I recently listened to a podcast with Steve Stroope, author of Tribal Church and pastor of Lake Pointe Church in Rockwall, TX. Steve had some great thoughts on the idea of “paying” your volunteers – part of his leadership tribe.
We probably all “pay” our volunteer leaders in some respect, but moving it to a more intentional level could really increase the effectiveness and the connection they feel. If you are losing your volunteer ministry leaders, it may be because they don’t feel like they are getting anything in return.
Here some ways to pay your volunteer team members (a list from @stroopesteve)
1) Public praise – Shout outs, thanks, and other public ways of letting people know how much you appreciate your team is important. You can do this through speaking, through second hand compliments (ones they overhear you say to others), in publications, and through social media.
2) Private praise – This is just as important as public praise, maybe even more so. Letters, especially when the appreciation is for something specific, can be powerful. Not everyone responds well to public praise, but everyone does respond well to private praise. Give someone a call, write a note, say thank you to them.
3) Access to you – Give your leaders access to you. Give them opportunities to meet with you, talk and connect. Answer their calls and stay in touch. Keep them in the loop on important changes and be their pastor.
4) Allow them to give input – Your volunteer team will have the most on the ground data available. Ask questions and listen. People in leadership typically don’t need to have their way, but they do need to have their way considered.
5) Give a promotion – Is one of your team members doing well? Increase their responsibility. Leaders will rise to the challenge. You don’t want to keep a leader quality person serving in an entry level volunteer role forever. Invite them to more. He who is faithful in the small things will also be faithful in the larger roles.
6) Connect their job to the greater kingdom mission – Constantly remind your team that what they are doing matters. The role they play is making a difference in the mission of the church and kingdom.
7) Empower them – Give your team leaders the parameters in which they can make decisions and turn them loose for empowered ministry. Steve Stroope mentioned his four parameter: 1) Theology 2) Values 3)Vision 4) Budget. Within the context of those areas, ministry leaders can help shape, form and decide things in their ministry areas.
8) Give them tools to do their job well – Your team needs to be well equipped. Give them what they need to do their job effectively and efficiently. Often, noticing that they need something new or better, or at least responding to their requests, can keep them connected and committed.
9) Perks – It’s always nice to share ministry perks with your leaders. If you get some free tickets to the game, invite one of your team members along. If you have an opportunity to take them to lunch, pay for it. When you send a thank you note, send along a coupon for a free ice cream.

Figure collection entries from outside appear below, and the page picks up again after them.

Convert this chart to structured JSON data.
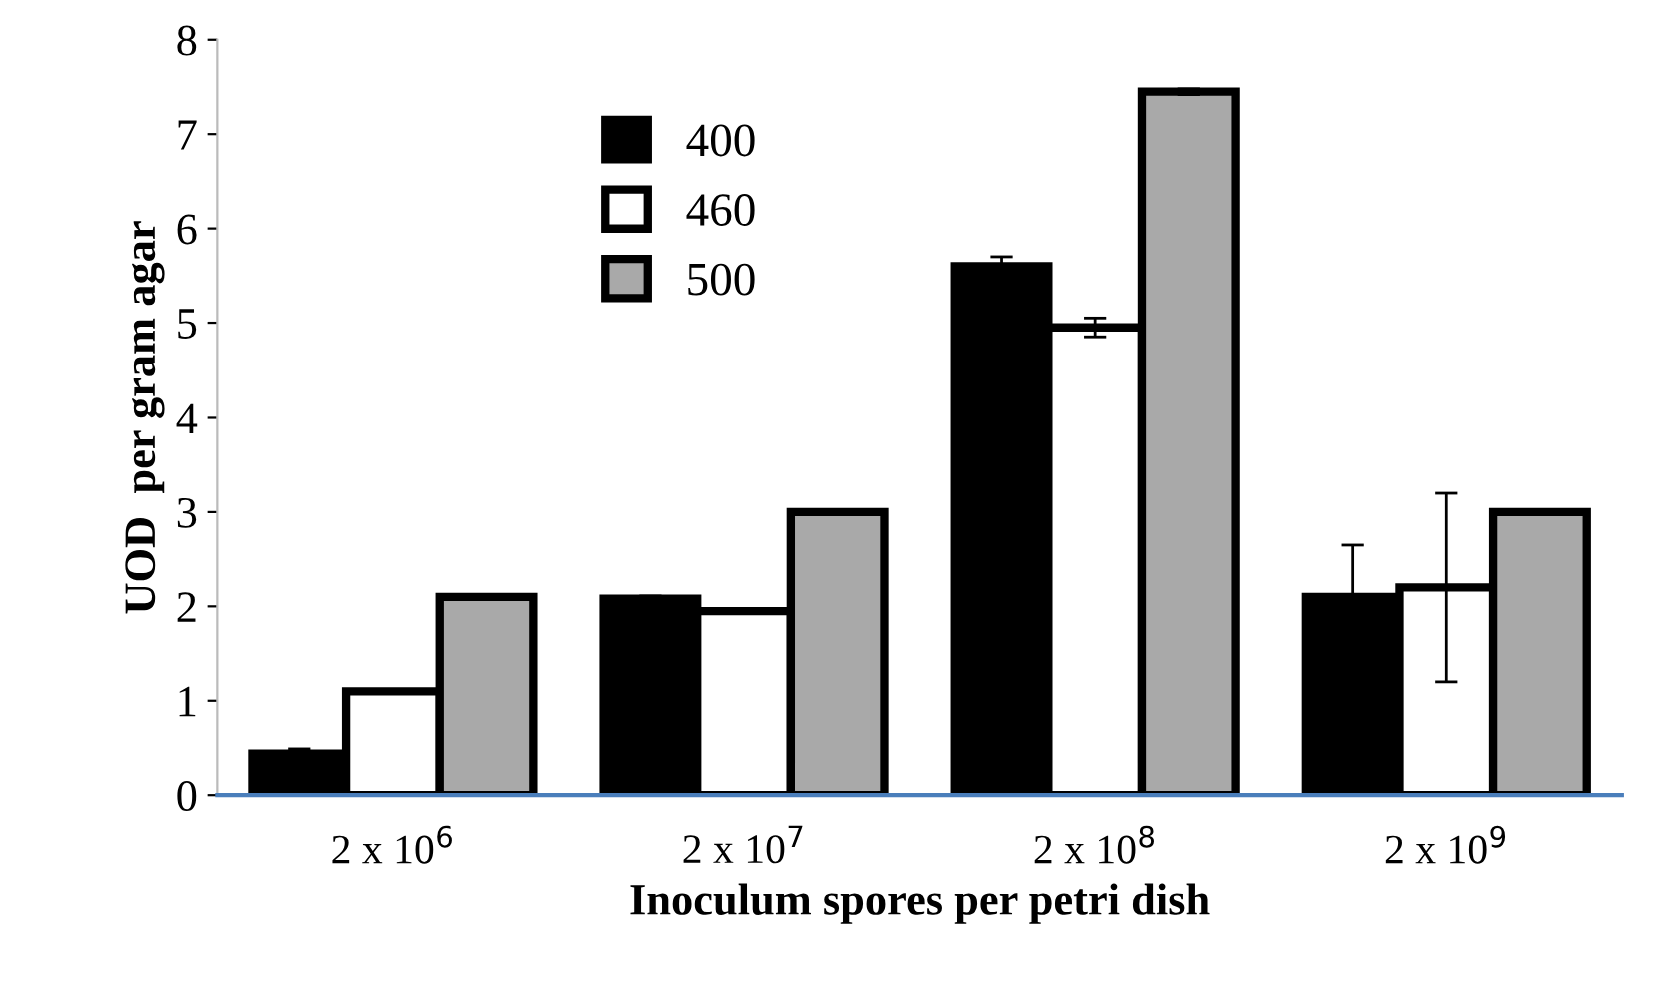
{
  "chart_data": {
    "type": "bar",
    "xlabel": "Inoculum spores per petri dish",
    "ylabel": "UOD  per gram agar",
    "categories": [
      "2 x 10$^{6}$",
      "2 x 10$^{7}$",
      "2 x 10$^{8}$",
      "2 x 10$^{9}$"
    ],
    "series": [
      {
        "name": "400",
        "color": "#000000",
        "values": [
          0.44,
          2.08,
          5.6,
          2.1
        ],
        "errors": [
          0.05,
          0.03,
          0.1,
          0.55
        ]
      },
      {
        "name": "460",
        "color": "#ffffff",
        "values": [
          1.1,
          1.95,
          4.95,
          2.2
        ],
        "errors": [
          null,
          null,
          0.1,
          1.0
        ]
      },
      {
        "name": "500",
        "color": "#a9a9a9",
        "values": [
          2.1,
          3.0,
          7.45,
          3.0
        ],
        "errors": [
          null,
          null,
          0.03,
          null
        ]
      }
    ],
    "ylim": [
      0,
      8
    ],
    "yticks": [
      0,
      1,
      2,
      3,
      4,
      5,
      6,
      7,
      8
    ],
    "grid": false,
    "legend": "top"
  }
}
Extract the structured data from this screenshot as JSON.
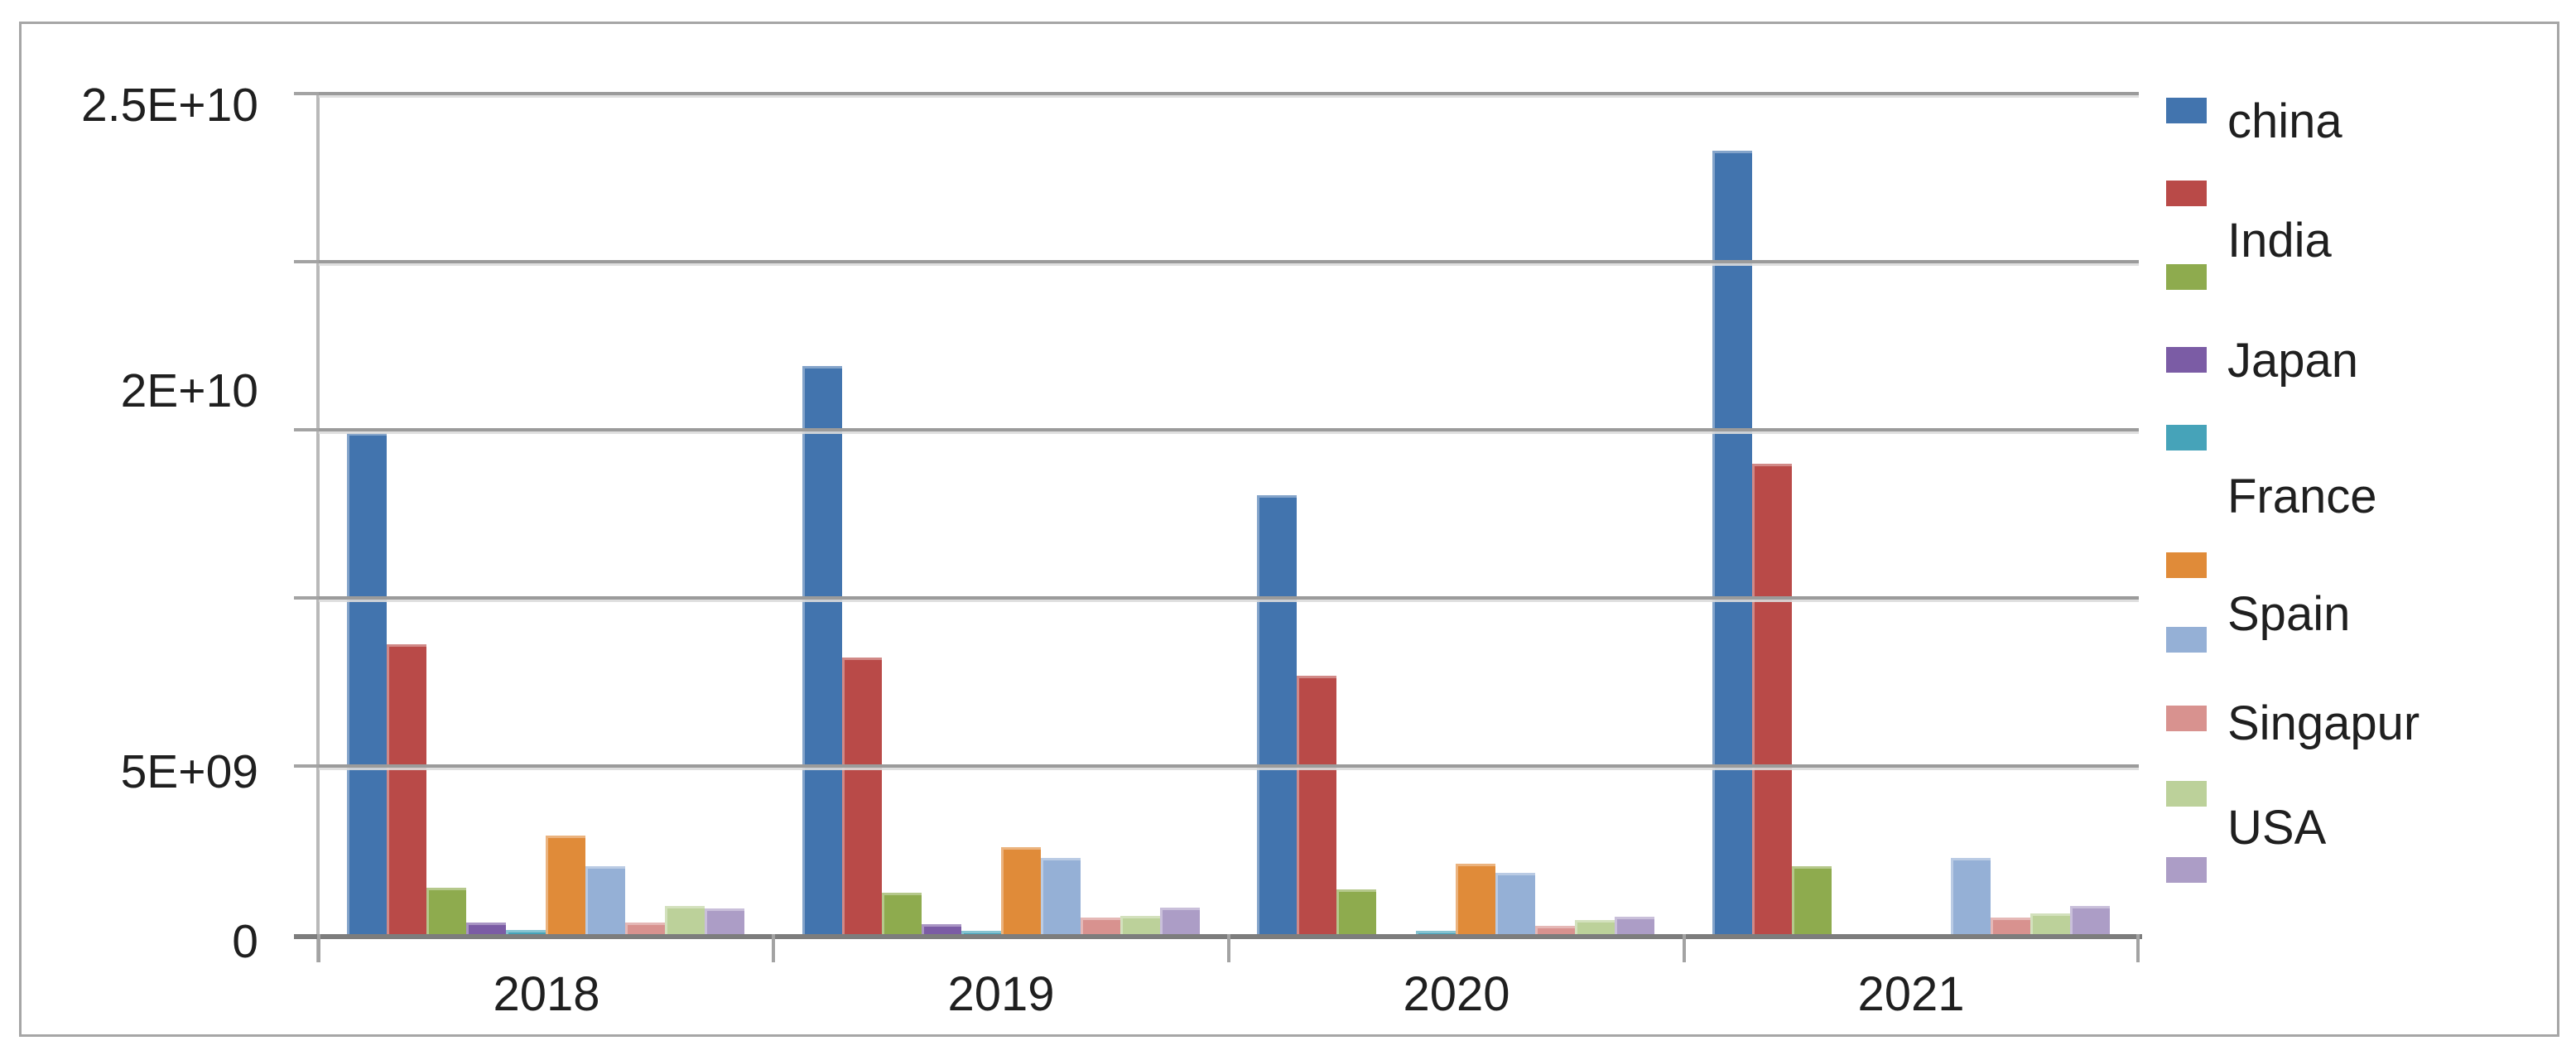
{
  "chart_data": {
    "type": "bar",
    "title": "",
    "xlabel": "",
    "ylabel": "",
    "categories": [
      "2018",
      "2019",
      "2020",
      "2021"
    ],
    "series": [
      {
        "name": "china",
        "color": "#4274AE",
        "values": [
          14900000000,
          16900000000,
          13050000000,
          23300000000
        ]
      },
      {
        "name": "India",
        "color": "#B94A48",
        "values": [
          8620000000,
          8230000000,
          7680000000,
          13990000000
        ]
      },
      {
        "name": "Japan",
        "color": "#8EAB4E",
        "values": [
          1380000000,
          1230000000,
          1330000000,
          2020000000
        ]
      },
      {
        "name": "France",
        "color": "#7B5CA5",
        "values": [
          350000000,
          300000000,
          0,
          0
        ]
      },
      {
        "name": "Spain",
        "color": "#46A3B9",
        "values": [
          130000000,
          100000000,
          100000000,
          0
        ]
      },
      {
        "name": "Singapur",
        "color": "#E08B39",
        "values": [
          2930000000,
          2590000000,
          2090000000,
          0
        ]
      },
      {
        "name": "USA",
        "color": "#95B0D6",
        "values": [
          2020000000,
          2270000000,
          1820000000,
          2270000000
        ]
      },
      {
        "name": "unlabeled-pink",
        "color": "#D8928F",
        "values": [
          340000000,
          490000000,
          250000000,
          490000000
        ]
      },
      {
        "name": "unlabeled-light-green",
        "color": "#BCD19A",
        "values": [
          840000000,
          540000000,
          420000000,
          620000000
        ]
      },
      {
        "name": "unlabeled-lavender",
        "color": "#AC9DC6",
        "values": [
          760000000,
          790000000,
          520000000,
          840000000
        ]
      }
    ],
    "legend_labels": [
      "china",
      "India",
      "Japan",
      "France",
      "Spain",
      "Singapur",
      "USA"
    ],
    "y_tick_labels": [
      "2.5E+10",
      "2E+10",
      "5E+09",
      "0"
    ],
    "ylim": [
      0,
      25000000000
    ],
    "gridline_step": 5000000000,
    "grid": true,
    "legend_position": "right"
  },
  "colors": {
    "gridline": "#9b9b9b",
    "axis": "#7d7d7d",
    "text": "#1f1f1f",
    "frame_border": "#a6a6a6",
    "background": "#ffffff"
  }
}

10) Give them knowledge – Help your team learn and grow in their role. This may be one of the best ways to pay them. It not only helps them feel more committed, but it also transforms their skills, motivation and outlook on their ministry role. Attend a conference or seminar together. Give them a book to read. Send them article links.
The subtitle for the Steve’s book, Tribal Church is “Lead Small; Impact Big”. It’s true, when we invest a little time in “paying” our volunteer teams, we make a huge impact for the long haul.